Uses the model encoded in x to predict the label of point.

Parameters

point – [in] point to be predicted.
x – [in] chromosome encoding the model.

Returns

the predicted label for point.

inline std::vector<std::vector<double>> predict(const std::vector<std::vector<double>> &points, pagmo::vector_double x) const

Model predictions.

Uses the model encoded in x to predict the labels of points.

Parameters

points – [in] points to be predicted.
x – [in] chromosome encoding the model.

Returns

the predicted labels for points.

inline pagmo::thread_safety get_thread_safety() const

Thread safety for this udp.

This is set to none as pitonic kernels could be in the inner expression

inline void set_phenotype_correction(typename expression<double>::pc_fun_type pc, typename expression<audi::gdual_v>::pc_fun_type dpc)

Sets the phenotype correction.

Sets the phenotype correction for both the internal cgp and dcgp. No checks are made and the user must take care that the two functions passed are actually computing the same quantity using different types (double and gdual_v).

Parameters

pc – callable to be applied to correct a double expression.
dpc – callable to be applied to correct a gdual_v expression.

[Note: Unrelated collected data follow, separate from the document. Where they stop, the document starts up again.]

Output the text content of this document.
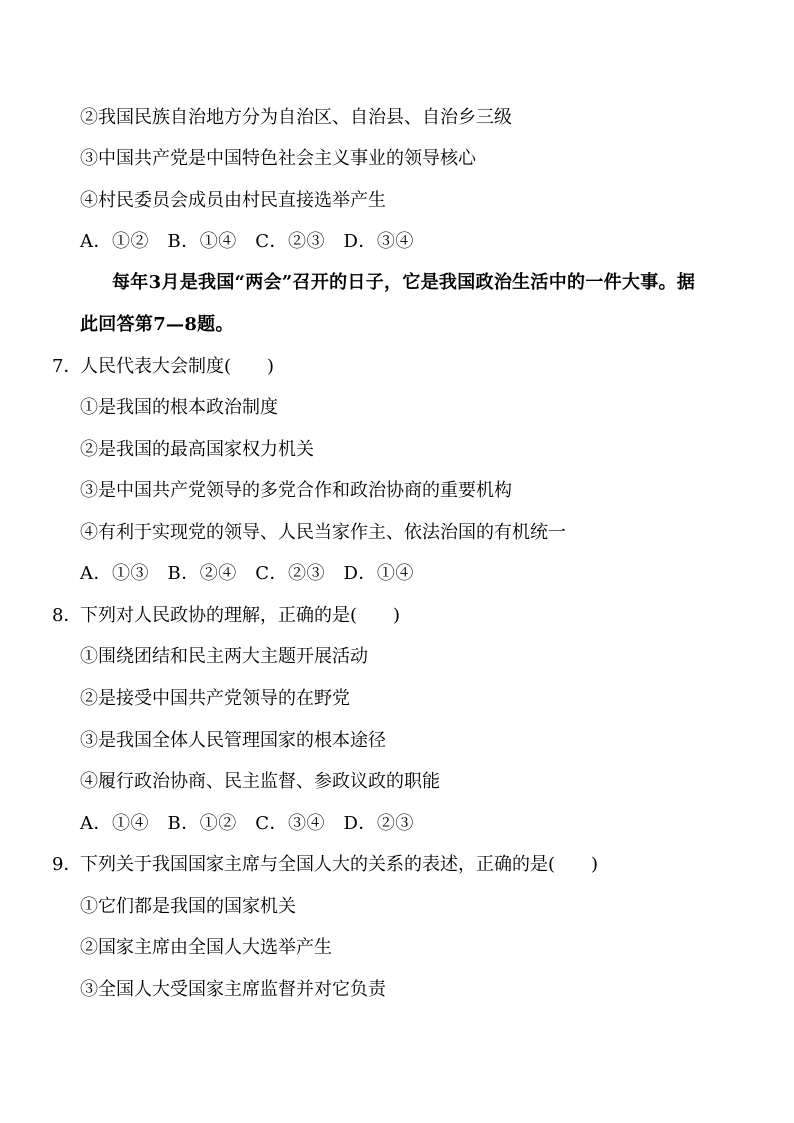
②我国民族自治地方分为自治区、自治县、自治乡三级
③中国共产党是中国特色社会主义事业的领导核心
④村民委员会成员由村民直接选举产生
A．①②　B．①④　C．②③　D．③④
每年3月是我国“两会”召开的日子，它是我国政治生活中的一件大事。据
此回答第7—8题。
7．
人民代表大会制度(　　)
①是我国的根本政治制度
②是我国的最高国家权力机关
③是中国共产党领导的多党合作和政治协商的重要机构
④有利于实现党的领导、人民当家作主、依法治国的有机统一
A．①③　B．②④　C．②③　D．①④
8．
下列对人民政协的理解，正确的是(　　)
①围绕团结和民主两大主题开展活动
②是接受中国共产党领导的在野党
③是我国全体人民管理国家的根本途径
④履行政治协商、民主监督、参政议政的职能
A．①④　B．①②　C．③④　D．②③
9．
下列关于我国国家主席与全国人大的关系的表述，正确的是(　　)
①它们都是我国的国家机关
②国家主席由全国人大选举产生
③全国人大受国家主席监督并对它负责
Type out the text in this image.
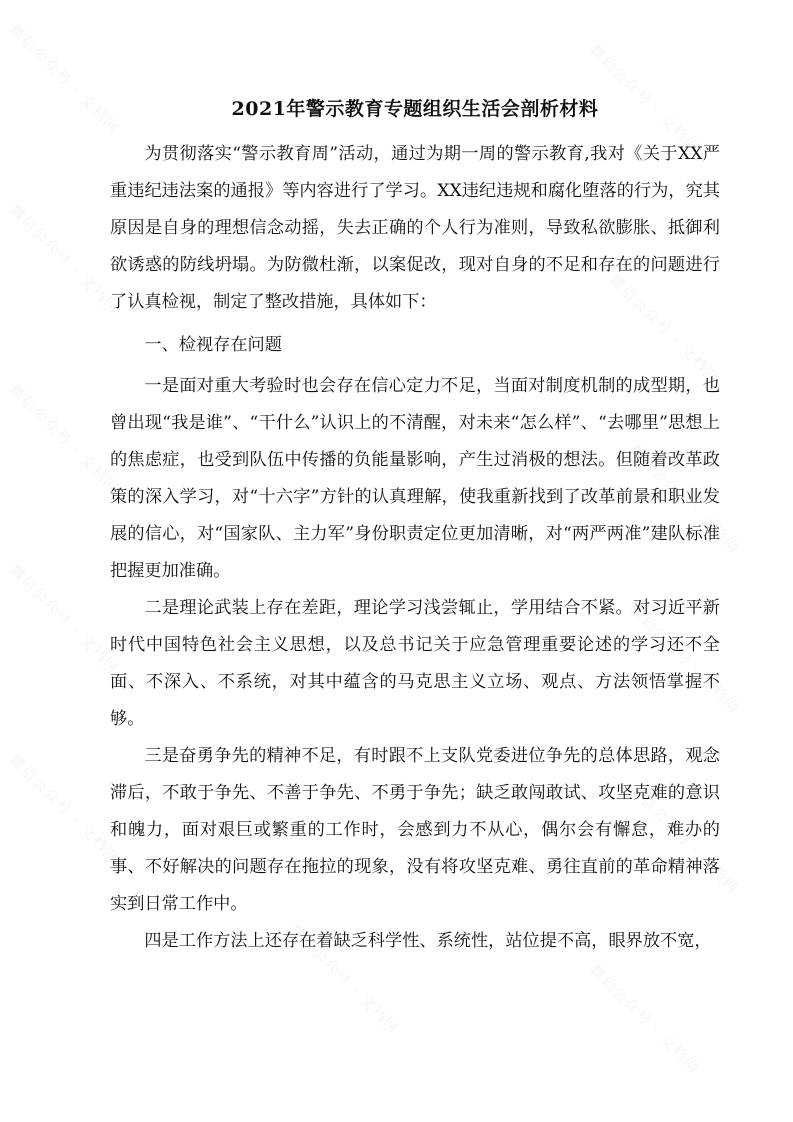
微信公众号 · 文档网	微信公众号 · 文档网
微信公众号 · 文档网
微信公众号 · 文档网
微信公众号 · 文档网
微信公众号 · 文档网
微信公众号 · 文档网	微信公众号 · 文档网
微信公众号 · 文档网	微信公众号 · 文档网
微信公众号 · 文档网	微信公众号 · 文档网
2021年警示教育专题组织生活会剖析材料

为贯彻落实“警示教育周”活动，通过为期一周的警示教育,我对《关于XX严重违纪违法案的通报》等内容进行了学习。XX违纪违规和腐化堕落的行为，究其原因是自身的理想信念动摇，失去正确的个人行为准则，导致私欲膨胀、抵御利欲诱惑的防线坍塌。为防微杜渐，以案促改，现对自身的不足和存在的问题进行了认真检视，制定了整改措施，具体如下：

一、检视存在问题

一是面对重大考验时也会存在信心定力不足，当面对制度机制的成型期，也曾出现“我是谁”、“干什么”认识上的不清醒，对未来“怎么样”、“去哪里”思想上的焦虑症，也受到队伍中传播的负能量影响，产生过消极的想法。但随着改革政策的深入学习，对“十六字”方针的认真理解，使我重新找到了改革前景和职业发展的信心，对“国家队、主力军”身份职责定位更加清晰，对“两严两准”建队标准把握更加准确。

二是理论武装上存在差距，理论学习浅尝辄止，学用结合不紧。对习近平新时代中国特色社会主义思想，以及总书记关于应急管理重要论述的学习还不全面、不深入、不系统，对其中蕴含的马克思主义立场、观点、方法领悟掌握不够。

三是奋勇争先的精神不足，有时跟不上支队党委进位争先的总体思路，观念滞后，不敢于争先、不善于争先、不勇于争先；缺乏敢闯敢试、攻坚克难的意识和魄力，面对艰巨或繁重的工作时，会感到力不从心，偶尔会有懈怠，难办的事、不好解决的问题存在拖拉的现象，没有将攻坚克难、勇往直前的革命精神落实到日常工作中。

四是工作方法上还存在着缺乏科学性、系统性，站位提不高，眼界放不宽，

inline void unset_phenotype_correction(): Unsets the phenotype correction.

template<typename Archive> inline void serialize(Archive &ar, unsigned)

Object serialization.

This method will save/load this into the archive ar.

Parameters: ar – target archive.
Throws: unspecified – any exception thrown by the serialization of the expression and of primitive types.